The United Nations has officially declared the food crisis in Somalia a famine, a classification used for the first time since a famine was formally declared in 1984 when conditions in Ethiopia and Somalia caused the deaths of more than a million people. The U.N. commissioner for refugees, Antonio Guterres, said drought-ridden Somalia is currently the “worst humanitarian disaster” in the world.
According to a Huffington Post article posted today, “The United Nations has officially declared the food crisis in parts of Somalia a “famine” and reiterated its desperate call for more aid from donor countries. “If we don’t act now, famine will spread to all eight regions of southern Somalia within two months, due to poor harvests and infectious disease outbreaks,” said Mark Bowden, the UN’s Humanitarian Coordinator for Somalia, in a statement. ‘We still do not have all the resources for food, clean water, shelter, and health services to save the lives of hundreds of thousands of Somalis in desperate need.’

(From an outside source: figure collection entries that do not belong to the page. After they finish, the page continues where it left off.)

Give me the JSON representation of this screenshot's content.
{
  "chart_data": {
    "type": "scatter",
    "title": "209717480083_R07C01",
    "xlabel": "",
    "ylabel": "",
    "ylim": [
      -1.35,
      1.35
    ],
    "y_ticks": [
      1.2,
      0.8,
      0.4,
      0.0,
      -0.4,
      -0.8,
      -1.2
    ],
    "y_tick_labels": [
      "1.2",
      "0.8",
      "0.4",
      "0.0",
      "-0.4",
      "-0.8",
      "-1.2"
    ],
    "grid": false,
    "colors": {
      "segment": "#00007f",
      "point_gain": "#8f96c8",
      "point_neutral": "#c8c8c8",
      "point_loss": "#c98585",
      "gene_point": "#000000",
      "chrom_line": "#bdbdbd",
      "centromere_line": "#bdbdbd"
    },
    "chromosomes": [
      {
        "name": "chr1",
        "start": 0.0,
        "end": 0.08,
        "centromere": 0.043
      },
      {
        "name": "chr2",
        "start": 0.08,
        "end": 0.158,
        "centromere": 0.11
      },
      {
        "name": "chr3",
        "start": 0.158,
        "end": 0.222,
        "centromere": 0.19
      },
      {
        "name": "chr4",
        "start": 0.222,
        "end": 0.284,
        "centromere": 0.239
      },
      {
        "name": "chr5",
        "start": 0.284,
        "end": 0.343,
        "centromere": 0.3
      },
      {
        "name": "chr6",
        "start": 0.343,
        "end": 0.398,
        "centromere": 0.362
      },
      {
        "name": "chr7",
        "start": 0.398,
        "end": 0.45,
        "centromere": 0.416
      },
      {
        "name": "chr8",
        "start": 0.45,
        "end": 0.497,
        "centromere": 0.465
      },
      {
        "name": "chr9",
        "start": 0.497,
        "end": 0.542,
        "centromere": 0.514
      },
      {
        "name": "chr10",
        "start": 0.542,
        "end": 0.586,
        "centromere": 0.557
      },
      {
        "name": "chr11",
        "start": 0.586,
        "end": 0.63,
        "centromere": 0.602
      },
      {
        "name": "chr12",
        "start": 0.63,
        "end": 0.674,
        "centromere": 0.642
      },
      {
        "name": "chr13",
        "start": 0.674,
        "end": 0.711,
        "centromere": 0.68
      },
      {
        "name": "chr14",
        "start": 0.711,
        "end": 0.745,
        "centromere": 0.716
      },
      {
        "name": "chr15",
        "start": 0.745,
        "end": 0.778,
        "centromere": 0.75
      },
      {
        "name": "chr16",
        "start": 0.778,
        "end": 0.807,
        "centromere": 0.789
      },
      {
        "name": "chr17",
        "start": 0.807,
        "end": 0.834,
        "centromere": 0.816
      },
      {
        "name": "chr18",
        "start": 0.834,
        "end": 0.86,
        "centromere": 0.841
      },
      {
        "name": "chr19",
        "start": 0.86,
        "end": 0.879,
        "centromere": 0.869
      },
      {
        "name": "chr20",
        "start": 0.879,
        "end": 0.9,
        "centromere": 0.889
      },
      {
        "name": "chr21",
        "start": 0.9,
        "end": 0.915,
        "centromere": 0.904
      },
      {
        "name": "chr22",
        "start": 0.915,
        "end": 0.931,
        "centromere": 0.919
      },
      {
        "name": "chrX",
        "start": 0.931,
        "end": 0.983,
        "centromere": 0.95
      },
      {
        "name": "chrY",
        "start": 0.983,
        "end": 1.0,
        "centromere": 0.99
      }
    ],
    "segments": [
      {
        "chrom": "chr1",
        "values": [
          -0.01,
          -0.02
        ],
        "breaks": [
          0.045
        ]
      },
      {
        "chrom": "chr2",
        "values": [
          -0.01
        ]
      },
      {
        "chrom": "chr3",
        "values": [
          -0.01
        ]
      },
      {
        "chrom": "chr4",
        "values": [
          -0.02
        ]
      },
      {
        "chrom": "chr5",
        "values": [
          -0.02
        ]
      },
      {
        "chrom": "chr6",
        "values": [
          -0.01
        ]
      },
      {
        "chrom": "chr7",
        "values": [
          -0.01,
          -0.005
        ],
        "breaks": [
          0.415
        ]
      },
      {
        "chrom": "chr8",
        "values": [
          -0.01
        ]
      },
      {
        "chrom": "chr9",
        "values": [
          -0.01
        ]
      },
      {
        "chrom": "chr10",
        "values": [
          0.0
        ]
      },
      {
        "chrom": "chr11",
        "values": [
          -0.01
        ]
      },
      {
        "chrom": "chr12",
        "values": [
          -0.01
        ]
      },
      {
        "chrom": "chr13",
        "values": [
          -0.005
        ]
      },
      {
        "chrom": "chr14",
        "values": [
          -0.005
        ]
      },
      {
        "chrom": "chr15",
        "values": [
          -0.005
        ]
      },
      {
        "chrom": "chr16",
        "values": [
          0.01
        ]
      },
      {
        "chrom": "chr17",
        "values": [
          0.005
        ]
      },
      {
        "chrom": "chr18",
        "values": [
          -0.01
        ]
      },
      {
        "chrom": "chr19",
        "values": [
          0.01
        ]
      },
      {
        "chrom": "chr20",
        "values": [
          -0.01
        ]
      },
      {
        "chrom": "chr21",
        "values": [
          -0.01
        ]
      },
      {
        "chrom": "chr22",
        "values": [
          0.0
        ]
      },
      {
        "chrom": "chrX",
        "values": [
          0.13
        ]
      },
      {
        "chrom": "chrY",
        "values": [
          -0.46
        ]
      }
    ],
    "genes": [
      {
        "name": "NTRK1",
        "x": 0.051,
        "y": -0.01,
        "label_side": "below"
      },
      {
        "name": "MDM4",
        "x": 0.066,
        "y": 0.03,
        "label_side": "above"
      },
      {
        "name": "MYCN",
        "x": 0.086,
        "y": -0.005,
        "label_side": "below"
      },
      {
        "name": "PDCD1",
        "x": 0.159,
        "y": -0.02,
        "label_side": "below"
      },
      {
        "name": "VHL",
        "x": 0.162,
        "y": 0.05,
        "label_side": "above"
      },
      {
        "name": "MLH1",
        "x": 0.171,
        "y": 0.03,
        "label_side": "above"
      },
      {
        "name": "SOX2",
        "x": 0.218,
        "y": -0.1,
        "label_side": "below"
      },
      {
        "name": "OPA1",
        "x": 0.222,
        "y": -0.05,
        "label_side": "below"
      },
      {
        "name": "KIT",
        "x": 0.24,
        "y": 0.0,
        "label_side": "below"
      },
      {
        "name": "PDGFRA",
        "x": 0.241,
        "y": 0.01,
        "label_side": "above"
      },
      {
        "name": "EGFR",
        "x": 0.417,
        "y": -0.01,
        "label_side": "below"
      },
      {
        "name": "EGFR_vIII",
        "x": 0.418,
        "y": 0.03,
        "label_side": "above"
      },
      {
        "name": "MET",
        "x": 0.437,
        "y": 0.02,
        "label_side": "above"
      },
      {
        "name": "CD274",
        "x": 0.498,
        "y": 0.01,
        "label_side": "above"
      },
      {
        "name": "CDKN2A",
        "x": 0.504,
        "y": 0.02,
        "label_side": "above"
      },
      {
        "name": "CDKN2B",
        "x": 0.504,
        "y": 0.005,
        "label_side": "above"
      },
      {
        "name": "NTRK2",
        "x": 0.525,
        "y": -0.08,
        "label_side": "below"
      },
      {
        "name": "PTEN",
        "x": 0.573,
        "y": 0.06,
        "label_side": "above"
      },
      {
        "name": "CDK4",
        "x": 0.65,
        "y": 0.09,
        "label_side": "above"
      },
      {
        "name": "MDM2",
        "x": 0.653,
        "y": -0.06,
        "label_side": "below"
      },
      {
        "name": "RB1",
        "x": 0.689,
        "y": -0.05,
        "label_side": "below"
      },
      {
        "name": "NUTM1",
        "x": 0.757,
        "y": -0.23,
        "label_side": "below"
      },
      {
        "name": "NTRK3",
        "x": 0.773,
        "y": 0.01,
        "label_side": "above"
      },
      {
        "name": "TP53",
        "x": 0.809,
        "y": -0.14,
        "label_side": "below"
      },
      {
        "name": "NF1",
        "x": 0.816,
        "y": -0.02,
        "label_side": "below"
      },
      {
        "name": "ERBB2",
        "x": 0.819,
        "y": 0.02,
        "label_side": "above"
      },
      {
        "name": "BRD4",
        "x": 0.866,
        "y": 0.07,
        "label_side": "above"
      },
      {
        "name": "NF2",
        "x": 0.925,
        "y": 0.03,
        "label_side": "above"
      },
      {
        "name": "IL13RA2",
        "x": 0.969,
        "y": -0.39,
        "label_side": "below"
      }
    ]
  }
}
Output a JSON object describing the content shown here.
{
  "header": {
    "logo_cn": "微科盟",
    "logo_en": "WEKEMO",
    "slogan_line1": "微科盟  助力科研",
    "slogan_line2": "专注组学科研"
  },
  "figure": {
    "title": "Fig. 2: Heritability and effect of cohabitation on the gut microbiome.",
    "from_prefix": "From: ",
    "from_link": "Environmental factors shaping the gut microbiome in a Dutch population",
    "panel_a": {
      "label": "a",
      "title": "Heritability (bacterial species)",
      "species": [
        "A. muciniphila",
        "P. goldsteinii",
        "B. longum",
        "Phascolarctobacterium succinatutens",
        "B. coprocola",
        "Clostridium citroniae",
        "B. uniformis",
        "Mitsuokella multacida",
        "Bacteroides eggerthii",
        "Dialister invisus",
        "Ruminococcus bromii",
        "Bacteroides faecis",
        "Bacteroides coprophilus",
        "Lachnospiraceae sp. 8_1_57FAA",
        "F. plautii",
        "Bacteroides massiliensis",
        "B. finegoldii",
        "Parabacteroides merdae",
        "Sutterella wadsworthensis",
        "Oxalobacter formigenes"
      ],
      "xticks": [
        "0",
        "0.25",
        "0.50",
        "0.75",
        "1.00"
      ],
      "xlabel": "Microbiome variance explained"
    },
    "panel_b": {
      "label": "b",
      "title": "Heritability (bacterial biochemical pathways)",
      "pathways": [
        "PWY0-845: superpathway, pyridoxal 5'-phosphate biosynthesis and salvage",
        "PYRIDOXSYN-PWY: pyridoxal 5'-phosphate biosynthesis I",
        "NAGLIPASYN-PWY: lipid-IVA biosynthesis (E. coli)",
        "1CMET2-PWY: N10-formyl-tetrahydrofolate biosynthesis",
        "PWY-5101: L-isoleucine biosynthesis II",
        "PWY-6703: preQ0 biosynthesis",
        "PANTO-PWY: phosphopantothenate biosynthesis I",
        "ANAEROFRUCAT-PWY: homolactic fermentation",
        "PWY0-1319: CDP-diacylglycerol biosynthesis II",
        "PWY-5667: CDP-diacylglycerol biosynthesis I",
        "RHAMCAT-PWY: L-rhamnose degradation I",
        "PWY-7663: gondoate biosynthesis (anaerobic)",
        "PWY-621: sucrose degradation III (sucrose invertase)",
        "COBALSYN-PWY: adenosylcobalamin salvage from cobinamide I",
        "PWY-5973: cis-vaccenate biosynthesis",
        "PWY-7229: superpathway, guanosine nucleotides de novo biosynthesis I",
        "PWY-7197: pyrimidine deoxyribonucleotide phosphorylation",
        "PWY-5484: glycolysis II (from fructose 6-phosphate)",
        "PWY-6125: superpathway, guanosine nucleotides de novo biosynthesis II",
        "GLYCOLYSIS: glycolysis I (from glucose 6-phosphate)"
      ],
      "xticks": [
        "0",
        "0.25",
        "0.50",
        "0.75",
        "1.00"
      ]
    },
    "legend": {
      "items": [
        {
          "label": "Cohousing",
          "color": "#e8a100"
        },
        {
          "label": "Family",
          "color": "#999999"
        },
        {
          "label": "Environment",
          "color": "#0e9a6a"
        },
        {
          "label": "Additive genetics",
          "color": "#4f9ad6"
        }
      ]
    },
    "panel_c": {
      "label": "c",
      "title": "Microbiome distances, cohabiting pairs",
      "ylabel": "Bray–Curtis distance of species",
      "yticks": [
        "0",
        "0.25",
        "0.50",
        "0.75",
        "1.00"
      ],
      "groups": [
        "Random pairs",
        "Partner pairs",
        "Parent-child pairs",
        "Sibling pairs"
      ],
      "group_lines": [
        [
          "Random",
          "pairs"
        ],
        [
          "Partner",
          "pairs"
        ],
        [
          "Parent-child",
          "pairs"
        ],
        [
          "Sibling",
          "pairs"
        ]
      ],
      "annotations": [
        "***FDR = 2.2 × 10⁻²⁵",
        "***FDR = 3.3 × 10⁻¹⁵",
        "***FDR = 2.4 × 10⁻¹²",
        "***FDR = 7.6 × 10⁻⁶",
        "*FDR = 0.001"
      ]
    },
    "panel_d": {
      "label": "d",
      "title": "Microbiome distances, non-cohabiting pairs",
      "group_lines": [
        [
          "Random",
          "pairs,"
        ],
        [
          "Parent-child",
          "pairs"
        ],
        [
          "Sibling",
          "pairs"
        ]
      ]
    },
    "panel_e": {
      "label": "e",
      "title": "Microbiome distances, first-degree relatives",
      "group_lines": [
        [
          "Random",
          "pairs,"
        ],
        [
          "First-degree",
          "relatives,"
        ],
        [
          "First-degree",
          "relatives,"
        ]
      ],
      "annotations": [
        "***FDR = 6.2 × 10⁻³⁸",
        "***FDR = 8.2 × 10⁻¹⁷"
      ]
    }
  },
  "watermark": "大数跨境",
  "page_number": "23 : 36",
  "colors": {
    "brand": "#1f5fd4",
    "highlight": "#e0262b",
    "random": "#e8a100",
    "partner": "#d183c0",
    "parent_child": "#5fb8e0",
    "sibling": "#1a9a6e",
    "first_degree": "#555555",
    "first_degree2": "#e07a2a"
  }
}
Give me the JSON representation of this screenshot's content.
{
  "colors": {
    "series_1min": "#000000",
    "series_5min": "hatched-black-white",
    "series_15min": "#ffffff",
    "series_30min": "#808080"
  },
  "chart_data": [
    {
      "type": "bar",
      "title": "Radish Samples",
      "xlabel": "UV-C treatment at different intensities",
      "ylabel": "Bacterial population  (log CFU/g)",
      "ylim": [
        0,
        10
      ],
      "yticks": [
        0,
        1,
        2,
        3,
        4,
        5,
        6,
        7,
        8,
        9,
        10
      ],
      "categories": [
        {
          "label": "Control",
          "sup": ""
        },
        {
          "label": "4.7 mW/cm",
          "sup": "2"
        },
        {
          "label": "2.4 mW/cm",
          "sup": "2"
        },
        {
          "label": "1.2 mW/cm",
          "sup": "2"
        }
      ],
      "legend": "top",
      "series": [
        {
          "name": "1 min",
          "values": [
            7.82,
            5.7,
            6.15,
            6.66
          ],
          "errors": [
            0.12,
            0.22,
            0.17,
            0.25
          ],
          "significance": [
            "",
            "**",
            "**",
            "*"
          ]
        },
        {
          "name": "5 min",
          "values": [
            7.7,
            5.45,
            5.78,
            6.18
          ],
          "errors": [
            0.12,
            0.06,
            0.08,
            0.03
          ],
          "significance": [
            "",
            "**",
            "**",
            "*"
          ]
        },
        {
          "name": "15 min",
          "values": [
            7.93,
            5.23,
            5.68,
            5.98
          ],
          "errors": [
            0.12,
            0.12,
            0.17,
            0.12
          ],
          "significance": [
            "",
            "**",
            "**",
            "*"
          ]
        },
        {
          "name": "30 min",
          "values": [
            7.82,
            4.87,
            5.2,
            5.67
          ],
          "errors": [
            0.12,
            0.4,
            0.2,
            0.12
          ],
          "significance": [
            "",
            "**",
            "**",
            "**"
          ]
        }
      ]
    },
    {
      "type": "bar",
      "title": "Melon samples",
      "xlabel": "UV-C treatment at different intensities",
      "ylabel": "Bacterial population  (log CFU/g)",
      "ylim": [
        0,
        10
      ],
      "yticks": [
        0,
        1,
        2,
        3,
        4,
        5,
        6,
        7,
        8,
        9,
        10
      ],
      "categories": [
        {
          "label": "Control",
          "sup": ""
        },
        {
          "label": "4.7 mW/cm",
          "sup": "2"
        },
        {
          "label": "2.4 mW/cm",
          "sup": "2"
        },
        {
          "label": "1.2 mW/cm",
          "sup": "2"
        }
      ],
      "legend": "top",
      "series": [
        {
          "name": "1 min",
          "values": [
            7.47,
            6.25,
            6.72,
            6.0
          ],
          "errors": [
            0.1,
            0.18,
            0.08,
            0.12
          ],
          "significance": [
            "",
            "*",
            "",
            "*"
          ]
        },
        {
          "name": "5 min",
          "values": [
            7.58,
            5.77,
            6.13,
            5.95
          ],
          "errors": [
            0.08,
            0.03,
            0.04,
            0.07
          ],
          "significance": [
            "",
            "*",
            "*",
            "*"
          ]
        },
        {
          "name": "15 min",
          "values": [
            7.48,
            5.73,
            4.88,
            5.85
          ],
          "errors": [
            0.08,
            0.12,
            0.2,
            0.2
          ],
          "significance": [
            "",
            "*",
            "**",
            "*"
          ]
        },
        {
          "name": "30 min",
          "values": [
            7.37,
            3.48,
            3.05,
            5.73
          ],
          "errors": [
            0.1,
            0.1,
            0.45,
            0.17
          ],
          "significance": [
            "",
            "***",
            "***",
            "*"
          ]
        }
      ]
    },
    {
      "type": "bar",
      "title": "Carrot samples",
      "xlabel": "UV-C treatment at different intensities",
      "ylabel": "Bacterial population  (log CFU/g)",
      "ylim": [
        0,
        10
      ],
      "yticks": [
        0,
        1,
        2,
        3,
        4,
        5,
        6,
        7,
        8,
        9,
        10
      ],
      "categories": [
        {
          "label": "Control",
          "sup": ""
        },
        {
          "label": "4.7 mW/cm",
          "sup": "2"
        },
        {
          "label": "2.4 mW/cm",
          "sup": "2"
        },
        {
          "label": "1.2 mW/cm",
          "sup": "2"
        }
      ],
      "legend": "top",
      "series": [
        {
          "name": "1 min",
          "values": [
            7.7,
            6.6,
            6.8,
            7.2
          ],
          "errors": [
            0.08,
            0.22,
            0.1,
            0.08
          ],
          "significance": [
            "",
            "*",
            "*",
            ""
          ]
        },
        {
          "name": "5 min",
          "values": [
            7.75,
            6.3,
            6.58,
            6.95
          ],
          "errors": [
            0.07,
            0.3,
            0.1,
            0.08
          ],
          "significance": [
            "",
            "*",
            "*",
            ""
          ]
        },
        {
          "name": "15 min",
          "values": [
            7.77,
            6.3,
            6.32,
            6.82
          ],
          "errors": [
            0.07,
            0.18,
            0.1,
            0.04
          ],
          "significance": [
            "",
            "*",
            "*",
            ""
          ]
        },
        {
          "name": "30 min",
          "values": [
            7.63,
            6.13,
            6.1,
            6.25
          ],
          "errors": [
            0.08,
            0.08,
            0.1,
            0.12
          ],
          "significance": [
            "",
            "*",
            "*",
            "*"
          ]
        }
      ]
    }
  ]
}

Despite the fact that it is commonly used to refer to widespread hunger situations, famine is actually a carefully used term of art in the humanitarian world, indicating that hunger-related deaths have reached 2 per 10,000 per day and acute malnutrition rates are at 30%. The UN said today that in some of the most-affected parts of Somalia the acute malnutrition rate has reached fifty percent, and 5 children per 10,000 die every day from lack of food…There are currently more than 11 million people in need of food aid in the Horn of Africa, where the most severe drought in half a century occurred this spring, nearly wiping out crops that were already depleted.”
Over half of Somalia’s 3.7 million people are in need of food aid, but the country has lacked an effective government since before the famine of the early 1990s. Most of southern Somalia is controlled by the al-Shabab Islamist group, which has prevented most international aid organizations from operating in its areas for the past two years, only lifting the ban last week. This week, however, al-Shabab re-enacted the ban, calling the United Nations declaration of a famine in two areas under its control “propaganda.”